Customer Support and Office Management roles were also more likely than average to lose their jobs, with those teams suffering 16% and 14% cuts, respectively. 

At the other end of the spectrum, teams in Product Management and Software Engineering saw smaller than average cuts, with both teams losing less than 10% of their employees. Accounting teams faced some of the least severe layoffs, averaging just 5% cut.

Additionally, professional level employees were more likely to be cut than Management, with the severity of layoffs averaging 14% and 11%, respectively. 

Bay Area Employees Insulated from Layoffs

The severity of cuts varied geographically, as well. Looking at the population of employees whose employers had a layoff this year, workers in the San Francisco and Denver markets were impacted the least. Well below 10% of analyzed employees from those metro areas were laid off.

Meanwhile, analyzed workers in New York City and Los Angeles were more likely to be laid off this year. 

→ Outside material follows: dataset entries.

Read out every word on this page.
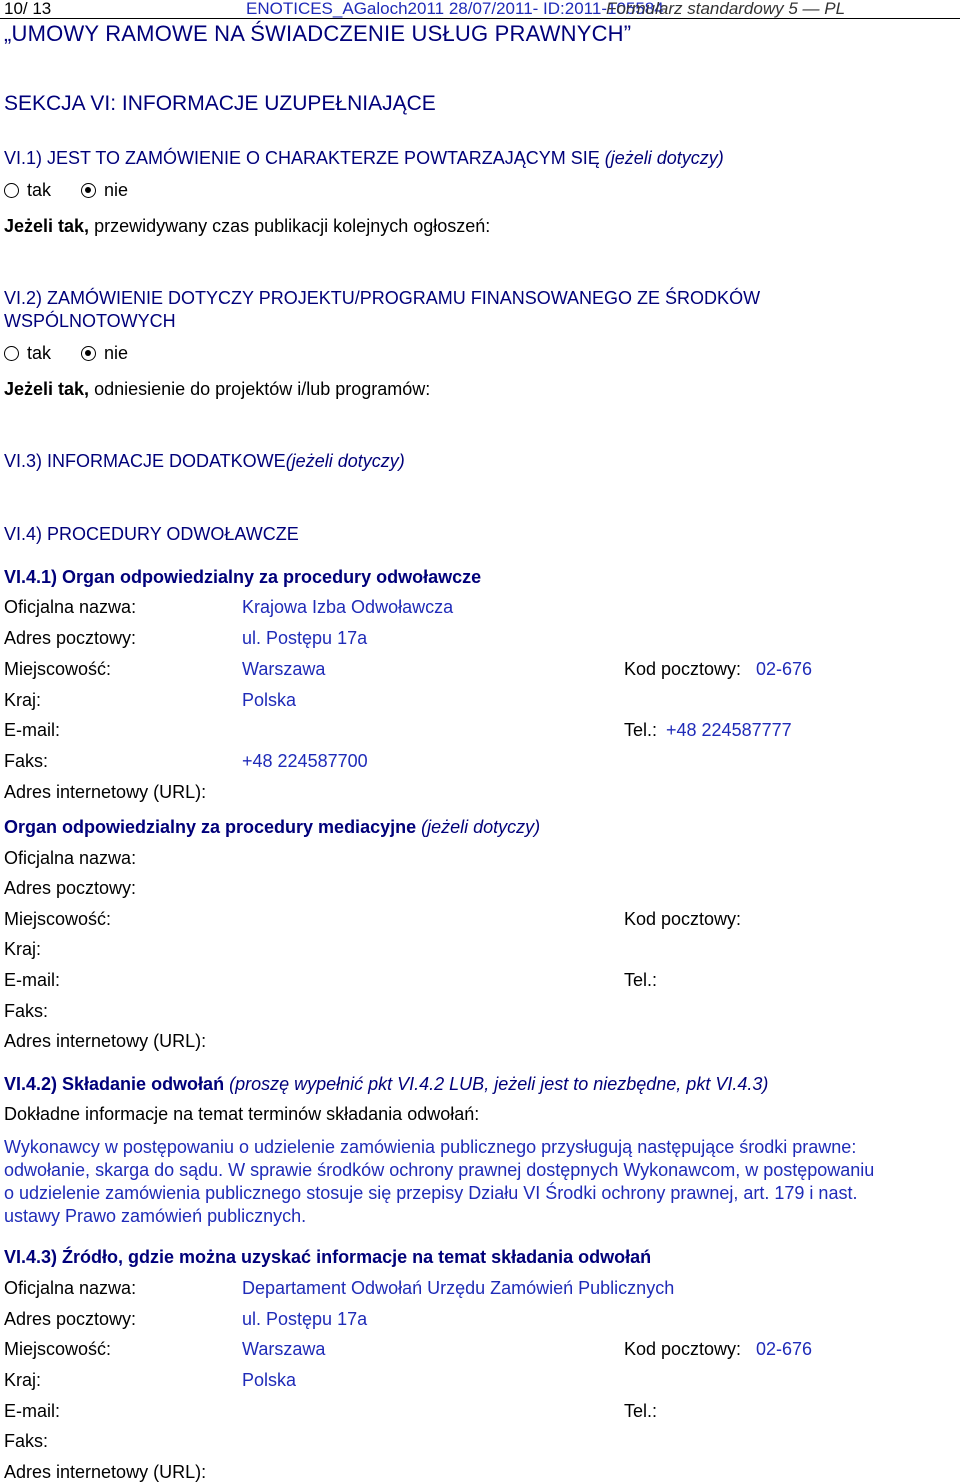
10/ 13	ENOTICES_AGaloch2011 28/07/2011- ID:2011-105584
Formularz standardowy 5 — PL
„UMOWY RAMOWE NA ŚWIADCZENIE USŁUG PRAWNYCH”
SEKCJA VI: INFORMACJE UZUPEŁNIAJĄCE
VI.1) JEST TO ZAMÓWIENIE O CHARAKTERZE POWTARZAJĄCYM SIĘ (jeżeli dotyczy)
tak	nie
Jeżeli tak, przewidywany czas publikacji kolejnych ogłoszeń:
VI.2) ZAMÓWIENIE DOTYCZY PROJEKTU/PROGRAMU FINANSOWANEGO ZE ŚRODKÓW
WSPÓLNOTOWYCH
tak	nie
Jeżeli tak, odniesienie do projektów i/lub programów:
VI.3) INFORMACJE DODATKOWE(jeżeli dotyczy)
VI.4) PROCEDURY ODWOŁAWCZE
VI.4.1) Organ odpowiedzialny za procedury odwoławcze
Oficjalna nazwa:	Krajowa Izba Odwoławcza
Adres pocztowy:	ul. Postępu 17a
Miejscowość:	Warszawa	Kod pocztowy: 02-676
Kraj:	Polska
E-mail:	Tel.: +48 224587777
Faks:	+48 224587700
Adres internetowy (URL):
Organ odpowiedzialny za procedury mediacyjne (jeżeli dotyczy)
Oficjalna nazwa:
Adres pocztowy:
Miejscowość:	Kod pocztowy:
Kraj:
E-mail:	Tel.:
Faks:
Adres internetowy (URL):
VI.4.2) Składanie odwołań (proszę wypełnić pkt VI.4.2 LUB, jeżeli jest to niezbędne, pkt VI.4.3)
Dokładne informacje na temat terminów składania odwołań:
Wykonawcy w postępowaniu o udzielenie zamówienia publicznego przysługują następujące środki prawne:
odwołanie, skarga do sądu. W sprawie środków ochrony prawnej dostępnych Wykonawcom, w postępowaniu
o udzielenie zamówienia publicznego stosuje się przepisy Działu VI Środki ochrony prawnej, art. 179 i nast.
ustawy Prawo zamówień publicznych.
VI.4.3) Źródło, gdzie można uzyskać informacje na temat składania odwołań
Oficjalna nazwa:	Departament Odwołań Urzędu Zamówień Publicznych
Adres pocztowy:	ul. Postępu 17a
Miejscowość:	Warszawa	Kod pocztowy: 02-676
Kraj:	Polska
E-mail:	Tel.:
Faks:
Adres internetowy (URL):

Cash-Strapped Companies Also Resort to Salary Cuts

Surviving a layoff can be a double-edged sword, as many teams see morale drop while workloads increase. Pave looked at employees present both before and after a layoff occurred at their company, and the data revealed that some employees also took a pay cut as their companies laid off coworkers. The severity of these cuts varied by level, with professional workers taking relatively smaller cuts than their superiors, on average. 

While executives took the highest average cut — facing a 10% salary reduction — some leaders saw incomes fall even more steeply. Among executives who did take pay cuts, Finance and Management execs took some of the largest cuts, at 17% and 20%, respectively. 

The Pave Data Lab will continue to dig deeper on trends impacting hiring, compensation, and merit cycles as HR teams work to navigate the current market volatility.